From outward appearances, the 56 campuses of the Marinello Schools of Beauty were profitable and successful. However, the Department of Education believed that school administrators had engaged in an ongoing and systematic program of misrepresentation that enabled the school to collect millions of dollars in federal financial aid. The schools have now been shuttered and a portion of the $11 million settlement is poised to be distributed among six whistleblowing employees while the remainder is being returned to the government.
Marinello School of Beauty was founded in 1905. The school eventually boasted 39 locations in California with others found in Nevada, Utah, Connecticut and elsewhere. Programs offered included cosmetology, barbering and hair design. However, recent students knew that trouble was brewing. A Connecticut graduate received multiple notices from the school telling her that she owed several thousand dollars. She told the school that her tuition was supposed to be covered by federal aid, but to no avail. The school refused to release her transcripts so she cannot get a cosmetology license.
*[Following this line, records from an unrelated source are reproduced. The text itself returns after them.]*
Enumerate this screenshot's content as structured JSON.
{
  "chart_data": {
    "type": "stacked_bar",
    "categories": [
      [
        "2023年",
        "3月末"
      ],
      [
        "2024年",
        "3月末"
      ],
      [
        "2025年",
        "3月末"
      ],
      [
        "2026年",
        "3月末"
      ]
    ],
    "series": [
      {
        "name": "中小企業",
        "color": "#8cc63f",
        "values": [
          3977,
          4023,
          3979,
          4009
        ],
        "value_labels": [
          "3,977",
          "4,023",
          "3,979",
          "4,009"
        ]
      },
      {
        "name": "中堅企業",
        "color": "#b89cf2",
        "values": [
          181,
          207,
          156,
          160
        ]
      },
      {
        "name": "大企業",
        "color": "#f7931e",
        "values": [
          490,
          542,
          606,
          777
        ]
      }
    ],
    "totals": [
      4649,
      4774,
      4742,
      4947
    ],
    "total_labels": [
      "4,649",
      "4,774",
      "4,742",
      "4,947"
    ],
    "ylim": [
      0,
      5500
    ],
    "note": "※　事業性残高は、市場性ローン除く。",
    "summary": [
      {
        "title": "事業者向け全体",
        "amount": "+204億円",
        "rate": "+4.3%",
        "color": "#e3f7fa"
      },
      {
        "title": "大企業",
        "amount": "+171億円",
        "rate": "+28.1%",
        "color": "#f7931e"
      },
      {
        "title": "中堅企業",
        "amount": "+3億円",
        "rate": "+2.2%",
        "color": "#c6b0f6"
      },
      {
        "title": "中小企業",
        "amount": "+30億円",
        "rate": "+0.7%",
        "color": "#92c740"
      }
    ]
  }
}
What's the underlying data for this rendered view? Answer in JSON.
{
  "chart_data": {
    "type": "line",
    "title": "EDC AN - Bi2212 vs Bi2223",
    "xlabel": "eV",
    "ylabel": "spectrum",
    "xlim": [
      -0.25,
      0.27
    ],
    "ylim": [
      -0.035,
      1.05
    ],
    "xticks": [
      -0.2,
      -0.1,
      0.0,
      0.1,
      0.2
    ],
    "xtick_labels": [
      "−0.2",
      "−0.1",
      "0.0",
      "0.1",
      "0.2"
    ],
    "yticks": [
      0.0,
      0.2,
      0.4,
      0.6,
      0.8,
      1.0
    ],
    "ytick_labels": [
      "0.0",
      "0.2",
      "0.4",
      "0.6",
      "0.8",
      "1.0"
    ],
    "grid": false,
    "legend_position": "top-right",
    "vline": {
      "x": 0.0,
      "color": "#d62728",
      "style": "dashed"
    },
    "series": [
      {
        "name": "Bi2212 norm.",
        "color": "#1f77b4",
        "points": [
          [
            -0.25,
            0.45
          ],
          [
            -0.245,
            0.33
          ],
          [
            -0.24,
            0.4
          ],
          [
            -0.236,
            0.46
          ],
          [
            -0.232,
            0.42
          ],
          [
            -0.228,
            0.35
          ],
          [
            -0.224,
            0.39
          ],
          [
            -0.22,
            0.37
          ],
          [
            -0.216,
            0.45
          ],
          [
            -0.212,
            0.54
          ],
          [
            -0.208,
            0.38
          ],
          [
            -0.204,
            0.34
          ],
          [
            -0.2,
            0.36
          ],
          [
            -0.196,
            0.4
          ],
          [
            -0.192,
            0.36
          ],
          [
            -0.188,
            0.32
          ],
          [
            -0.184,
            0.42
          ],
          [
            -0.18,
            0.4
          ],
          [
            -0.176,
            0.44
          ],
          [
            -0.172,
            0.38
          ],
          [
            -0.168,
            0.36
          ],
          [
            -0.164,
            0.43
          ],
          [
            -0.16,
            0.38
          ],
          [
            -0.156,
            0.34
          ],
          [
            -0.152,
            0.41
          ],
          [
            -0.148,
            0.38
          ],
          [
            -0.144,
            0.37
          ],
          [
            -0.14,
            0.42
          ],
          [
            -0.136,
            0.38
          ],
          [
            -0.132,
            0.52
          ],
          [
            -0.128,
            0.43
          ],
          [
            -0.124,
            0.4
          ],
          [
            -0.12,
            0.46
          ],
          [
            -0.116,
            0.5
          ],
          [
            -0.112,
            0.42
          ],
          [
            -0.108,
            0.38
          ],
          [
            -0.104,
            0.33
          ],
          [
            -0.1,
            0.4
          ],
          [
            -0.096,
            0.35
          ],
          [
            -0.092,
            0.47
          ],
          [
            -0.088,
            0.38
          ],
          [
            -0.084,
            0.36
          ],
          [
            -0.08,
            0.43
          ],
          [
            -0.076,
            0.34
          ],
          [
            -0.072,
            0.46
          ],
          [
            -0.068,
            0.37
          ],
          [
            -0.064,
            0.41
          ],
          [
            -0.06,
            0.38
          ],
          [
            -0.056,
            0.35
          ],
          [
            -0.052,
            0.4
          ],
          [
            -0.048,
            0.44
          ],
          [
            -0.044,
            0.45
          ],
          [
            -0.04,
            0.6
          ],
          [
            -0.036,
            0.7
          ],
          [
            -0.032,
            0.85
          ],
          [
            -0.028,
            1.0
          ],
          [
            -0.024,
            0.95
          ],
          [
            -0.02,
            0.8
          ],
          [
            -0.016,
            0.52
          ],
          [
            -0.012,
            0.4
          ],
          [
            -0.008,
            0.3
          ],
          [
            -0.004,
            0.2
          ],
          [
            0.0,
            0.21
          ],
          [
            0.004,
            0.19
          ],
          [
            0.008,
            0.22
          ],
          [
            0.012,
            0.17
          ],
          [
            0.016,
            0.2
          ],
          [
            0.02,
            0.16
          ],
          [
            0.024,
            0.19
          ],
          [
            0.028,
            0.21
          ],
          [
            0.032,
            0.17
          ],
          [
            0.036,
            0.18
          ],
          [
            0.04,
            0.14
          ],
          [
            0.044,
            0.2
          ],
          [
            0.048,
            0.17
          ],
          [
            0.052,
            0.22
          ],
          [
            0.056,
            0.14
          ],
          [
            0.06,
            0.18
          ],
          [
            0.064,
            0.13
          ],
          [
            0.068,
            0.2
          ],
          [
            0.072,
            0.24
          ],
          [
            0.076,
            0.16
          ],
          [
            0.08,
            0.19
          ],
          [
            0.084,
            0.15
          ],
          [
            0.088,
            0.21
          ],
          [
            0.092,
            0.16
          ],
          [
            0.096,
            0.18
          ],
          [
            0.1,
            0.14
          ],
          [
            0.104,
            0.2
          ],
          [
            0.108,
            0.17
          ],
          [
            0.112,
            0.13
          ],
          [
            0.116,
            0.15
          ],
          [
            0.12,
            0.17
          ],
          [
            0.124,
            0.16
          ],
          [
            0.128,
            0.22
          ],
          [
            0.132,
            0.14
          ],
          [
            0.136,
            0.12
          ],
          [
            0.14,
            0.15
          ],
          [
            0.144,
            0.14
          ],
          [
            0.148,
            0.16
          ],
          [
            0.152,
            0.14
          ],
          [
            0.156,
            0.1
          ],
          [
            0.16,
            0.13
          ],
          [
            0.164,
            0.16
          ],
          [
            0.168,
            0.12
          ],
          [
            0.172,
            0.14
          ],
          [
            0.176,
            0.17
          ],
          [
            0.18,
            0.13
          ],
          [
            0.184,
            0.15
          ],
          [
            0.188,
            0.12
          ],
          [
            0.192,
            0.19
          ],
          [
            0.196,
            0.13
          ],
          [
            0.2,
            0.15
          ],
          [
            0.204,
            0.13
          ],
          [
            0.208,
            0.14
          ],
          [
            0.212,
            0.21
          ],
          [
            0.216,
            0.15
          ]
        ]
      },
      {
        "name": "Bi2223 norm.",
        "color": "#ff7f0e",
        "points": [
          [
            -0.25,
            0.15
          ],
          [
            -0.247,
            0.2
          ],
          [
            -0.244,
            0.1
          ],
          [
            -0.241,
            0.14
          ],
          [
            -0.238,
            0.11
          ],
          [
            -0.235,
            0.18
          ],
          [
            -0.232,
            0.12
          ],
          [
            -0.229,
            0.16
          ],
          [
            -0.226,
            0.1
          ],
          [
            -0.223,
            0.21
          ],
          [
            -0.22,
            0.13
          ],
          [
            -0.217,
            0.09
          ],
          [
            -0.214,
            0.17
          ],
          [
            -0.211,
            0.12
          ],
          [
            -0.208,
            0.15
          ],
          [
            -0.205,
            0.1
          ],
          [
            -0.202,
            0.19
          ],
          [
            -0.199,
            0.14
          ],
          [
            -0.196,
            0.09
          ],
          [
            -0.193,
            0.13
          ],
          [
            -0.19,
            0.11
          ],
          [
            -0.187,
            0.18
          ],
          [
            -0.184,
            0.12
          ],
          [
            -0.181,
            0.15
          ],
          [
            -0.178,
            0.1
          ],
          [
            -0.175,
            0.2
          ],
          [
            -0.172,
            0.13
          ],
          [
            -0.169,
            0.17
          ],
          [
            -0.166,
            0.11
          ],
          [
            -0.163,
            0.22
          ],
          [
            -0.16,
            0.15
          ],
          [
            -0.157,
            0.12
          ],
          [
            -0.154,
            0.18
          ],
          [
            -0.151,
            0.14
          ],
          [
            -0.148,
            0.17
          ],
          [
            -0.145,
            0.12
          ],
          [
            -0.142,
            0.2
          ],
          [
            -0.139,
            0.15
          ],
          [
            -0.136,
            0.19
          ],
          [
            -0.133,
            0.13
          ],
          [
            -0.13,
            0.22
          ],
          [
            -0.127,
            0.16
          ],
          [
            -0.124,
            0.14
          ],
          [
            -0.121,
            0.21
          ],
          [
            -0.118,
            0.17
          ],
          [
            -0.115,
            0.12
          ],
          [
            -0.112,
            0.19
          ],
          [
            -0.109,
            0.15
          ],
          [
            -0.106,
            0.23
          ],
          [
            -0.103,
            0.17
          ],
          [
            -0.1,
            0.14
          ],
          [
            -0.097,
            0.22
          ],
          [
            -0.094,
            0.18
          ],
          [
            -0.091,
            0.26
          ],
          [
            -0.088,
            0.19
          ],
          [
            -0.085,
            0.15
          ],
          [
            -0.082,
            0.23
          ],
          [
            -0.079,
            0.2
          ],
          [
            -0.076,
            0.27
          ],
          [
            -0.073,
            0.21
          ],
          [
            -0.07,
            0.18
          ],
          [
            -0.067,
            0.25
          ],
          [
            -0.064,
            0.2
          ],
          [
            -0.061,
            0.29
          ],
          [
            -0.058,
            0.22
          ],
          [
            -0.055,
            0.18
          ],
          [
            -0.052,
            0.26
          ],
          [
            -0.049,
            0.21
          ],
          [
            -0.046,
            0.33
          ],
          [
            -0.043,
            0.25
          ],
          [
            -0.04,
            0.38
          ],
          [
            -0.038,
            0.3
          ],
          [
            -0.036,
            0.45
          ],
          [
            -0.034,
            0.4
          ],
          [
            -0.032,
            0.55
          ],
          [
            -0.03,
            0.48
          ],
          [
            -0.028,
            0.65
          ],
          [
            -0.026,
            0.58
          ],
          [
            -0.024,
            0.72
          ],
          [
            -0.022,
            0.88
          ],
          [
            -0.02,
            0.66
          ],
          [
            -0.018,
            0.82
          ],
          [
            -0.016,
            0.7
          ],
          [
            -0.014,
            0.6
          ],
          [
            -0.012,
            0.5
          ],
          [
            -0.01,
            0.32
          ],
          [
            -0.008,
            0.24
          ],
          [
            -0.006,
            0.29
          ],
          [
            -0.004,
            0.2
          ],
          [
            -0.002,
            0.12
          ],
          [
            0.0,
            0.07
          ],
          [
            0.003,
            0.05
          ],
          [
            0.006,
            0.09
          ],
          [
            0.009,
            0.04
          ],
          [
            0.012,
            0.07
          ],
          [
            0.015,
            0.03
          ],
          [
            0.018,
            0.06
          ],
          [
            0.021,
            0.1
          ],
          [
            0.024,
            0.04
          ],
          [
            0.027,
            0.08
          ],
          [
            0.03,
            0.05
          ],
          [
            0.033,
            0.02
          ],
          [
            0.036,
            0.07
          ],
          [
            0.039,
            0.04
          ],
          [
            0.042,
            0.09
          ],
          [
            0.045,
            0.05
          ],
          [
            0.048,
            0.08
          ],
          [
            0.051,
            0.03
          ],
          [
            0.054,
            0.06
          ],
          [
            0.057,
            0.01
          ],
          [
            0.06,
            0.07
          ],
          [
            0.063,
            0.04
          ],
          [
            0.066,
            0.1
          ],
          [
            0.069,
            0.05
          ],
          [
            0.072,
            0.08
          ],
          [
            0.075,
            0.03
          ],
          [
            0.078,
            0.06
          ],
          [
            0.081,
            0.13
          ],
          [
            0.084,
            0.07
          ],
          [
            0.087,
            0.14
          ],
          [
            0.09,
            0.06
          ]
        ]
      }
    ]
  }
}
Her story is like many others, but it was a group of six former employees who brought the allegations of misdeeds to the federal government. They alleged that the schools did not provide adequate training. Moreover, they claimed that the school knowingly requested federal student aid for enrollees who did not have a diploma. Some of these students were maneuvered into a high school diploma completion program that was not accredited. Other students did not receive all of the federal funds that they were entitled to. Marinello was further accused of inflating its enrollment numbers, graduation rates and the earning potential of graduates.
The Department of Education withdrew federal financial support of the schools at the end of 2015, and the schools shuttered for good in February of the following year. The government will only be able to recoup a small portion of the many millions of dollars that had been distributed to the schools in the last year or two alone, but this case remains a cautionary tale for other institutions that receive aid from the federal government.